For instance, compare this MReLU (Momentum ReLU) with fixed branching rates of 0.8 for $P$ and 0.2 for $D$ (which we expect to have a little more smoothness to it than a full-on ReLU)
to this configuration of the exact same net with 0.5 for $P$ and 0.5 for $D$ (which we expect to be a much more gradual slope)
If you want another way to think about this, the step function is, in some respects, a bias, when adds a constant amount of signal (recall that the derivative of a constant is 0). Thus, if the amount of $P$ and $D$ must equal 1.0 (which they should), the more $D$ you have, the less $P$ you have. Furthermore, because the derivative of $D$ is 0, the less $P$ you have, the smaller gradients you have.
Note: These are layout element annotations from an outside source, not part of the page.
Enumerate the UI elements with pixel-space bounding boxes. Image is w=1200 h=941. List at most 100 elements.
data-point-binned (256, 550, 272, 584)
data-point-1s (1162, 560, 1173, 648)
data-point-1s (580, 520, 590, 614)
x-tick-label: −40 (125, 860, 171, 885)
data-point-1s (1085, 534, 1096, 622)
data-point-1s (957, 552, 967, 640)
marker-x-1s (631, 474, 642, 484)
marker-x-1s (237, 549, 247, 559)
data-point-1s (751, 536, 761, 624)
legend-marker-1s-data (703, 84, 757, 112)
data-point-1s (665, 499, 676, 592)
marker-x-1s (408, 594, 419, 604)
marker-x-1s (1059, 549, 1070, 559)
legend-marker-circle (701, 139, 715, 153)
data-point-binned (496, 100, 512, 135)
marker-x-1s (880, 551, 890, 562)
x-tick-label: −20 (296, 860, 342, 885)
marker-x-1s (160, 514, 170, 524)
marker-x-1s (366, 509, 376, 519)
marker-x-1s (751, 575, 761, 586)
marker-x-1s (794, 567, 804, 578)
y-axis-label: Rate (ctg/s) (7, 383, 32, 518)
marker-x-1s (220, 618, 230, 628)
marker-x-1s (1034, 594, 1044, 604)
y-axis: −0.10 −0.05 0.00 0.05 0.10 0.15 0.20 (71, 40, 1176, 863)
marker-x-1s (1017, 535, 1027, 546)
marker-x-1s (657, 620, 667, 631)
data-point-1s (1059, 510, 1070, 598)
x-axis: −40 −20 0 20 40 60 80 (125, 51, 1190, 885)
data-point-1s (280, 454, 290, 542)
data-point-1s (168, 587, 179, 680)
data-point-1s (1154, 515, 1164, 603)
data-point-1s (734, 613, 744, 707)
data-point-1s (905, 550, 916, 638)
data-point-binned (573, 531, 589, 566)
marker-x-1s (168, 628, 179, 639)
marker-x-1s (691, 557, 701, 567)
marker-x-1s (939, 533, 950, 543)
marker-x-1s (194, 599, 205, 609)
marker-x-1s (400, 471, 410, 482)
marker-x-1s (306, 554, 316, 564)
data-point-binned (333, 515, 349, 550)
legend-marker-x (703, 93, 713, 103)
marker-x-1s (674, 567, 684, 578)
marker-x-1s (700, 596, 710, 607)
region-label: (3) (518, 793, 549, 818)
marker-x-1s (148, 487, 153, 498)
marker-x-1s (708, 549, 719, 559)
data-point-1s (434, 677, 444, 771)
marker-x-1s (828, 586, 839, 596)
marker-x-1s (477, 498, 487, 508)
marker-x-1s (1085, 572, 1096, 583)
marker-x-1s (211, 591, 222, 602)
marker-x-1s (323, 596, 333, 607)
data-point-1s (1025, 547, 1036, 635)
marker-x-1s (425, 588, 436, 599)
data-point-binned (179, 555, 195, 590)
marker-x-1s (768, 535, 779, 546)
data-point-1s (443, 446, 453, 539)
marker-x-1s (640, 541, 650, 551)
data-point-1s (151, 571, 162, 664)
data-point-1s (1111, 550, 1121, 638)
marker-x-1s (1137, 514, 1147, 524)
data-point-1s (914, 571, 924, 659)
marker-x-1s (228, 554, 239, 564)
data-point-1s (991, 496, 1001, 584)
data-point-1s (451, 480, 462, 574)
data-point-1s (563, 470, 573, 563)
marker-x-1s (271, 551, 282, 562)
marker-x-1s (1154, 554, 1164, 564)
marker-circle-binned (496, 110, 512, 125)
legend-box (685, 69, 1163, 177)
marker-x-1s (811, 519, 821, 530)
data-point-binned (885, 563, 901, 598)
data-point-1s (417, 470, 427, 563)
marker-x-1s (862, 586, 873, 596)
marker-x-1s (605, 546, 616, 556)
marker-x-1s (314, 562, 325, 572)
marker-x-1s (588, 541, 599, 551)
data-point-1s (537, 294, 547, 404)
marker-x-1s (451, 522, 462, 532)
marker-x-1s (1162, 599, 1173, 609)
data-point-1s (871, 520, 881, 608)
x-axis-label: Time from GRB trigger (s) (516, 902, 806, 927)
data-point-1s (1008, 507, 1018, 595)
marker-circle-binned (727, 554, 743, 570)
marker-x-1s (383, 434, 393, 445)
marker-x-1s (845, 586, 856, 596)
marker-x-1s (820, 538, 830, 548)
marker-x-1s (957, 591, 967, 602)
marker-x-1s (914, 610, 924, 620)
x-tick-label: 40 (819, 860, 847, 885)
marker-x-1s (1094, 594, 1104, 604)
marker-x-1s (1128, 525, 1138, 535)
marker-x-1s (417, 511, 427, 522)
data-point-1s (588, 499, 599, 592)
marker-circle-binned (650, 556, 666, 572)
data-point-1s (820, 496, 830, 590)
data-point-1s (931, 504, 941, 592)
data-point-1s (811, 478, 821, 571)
Thus, we can scale our rate of change of the derivative function by the constant amount of signal flowing into $D$.
EDIT: another small benefit is in some cases, this network can learn when normal ReLUs can’t. For instance, look at this simulation with a learning rate of 0.35 (very very high):
Now that we have covered the MReLU, assume that the neural network does have control over the branch parameters. In this way, the neural network can adjust the slope ($D \rightarrow 0$ = steep slope, $D \rightarrow 1$ = gradual slope) and the effect of the activation ($D + P \rightarrow 0$ = turn off, vice versa). This allows our network to not only decide which signals are important and which signals are not, but also adjust how quickly each pathway in the neural network converges based on how it effects the loss function.
Let’s take a look at some results:
|Activation Pool||0.0672 +/- 0.0022||0.9788 +/- 0.0007|
|ReLU||0.1102 +/- 0.0078||0.9671 +/- 0.0024|
This is just a taste with some caveats — MNIST isn’t a particularly hard dataset and 20 epochs isn’t particularly high. However, what we can say for certain is that on this dataset, PAPs converge more consistently to a better fit more quickly. I’m currently running some simulations on bigger datasets. I’ll update this post when I have finished those simulations.
Here’s everything my research has unearthed in a concise summary:
- Allow us to have some control how smooth the gradient function is.
- Can learn with very high learning rates because of their smoother nature, even though this is not necessarily the approach you would want to take (doesn’t work out well in practice).
Parametric Activation Pools using MReLU
- Allow the network to determine how important any given pathway is, turning them on or off by adjusting the $\alpha$ parameters.
- Training time is approximately 10% more
- Mean loss is approximately 60% of ReLU loss
- Std loss is approximately 3-4 times more consistent than ReLU
This is just the tip of the iceberg for this concept. There are many other considerations, such as how you treat the $\alpha$ parameters (should $\alpha_i$ the same for all nodes in a layer or should each node choose its own value for $\alpha_i$?). That may be another topic for another blog post though.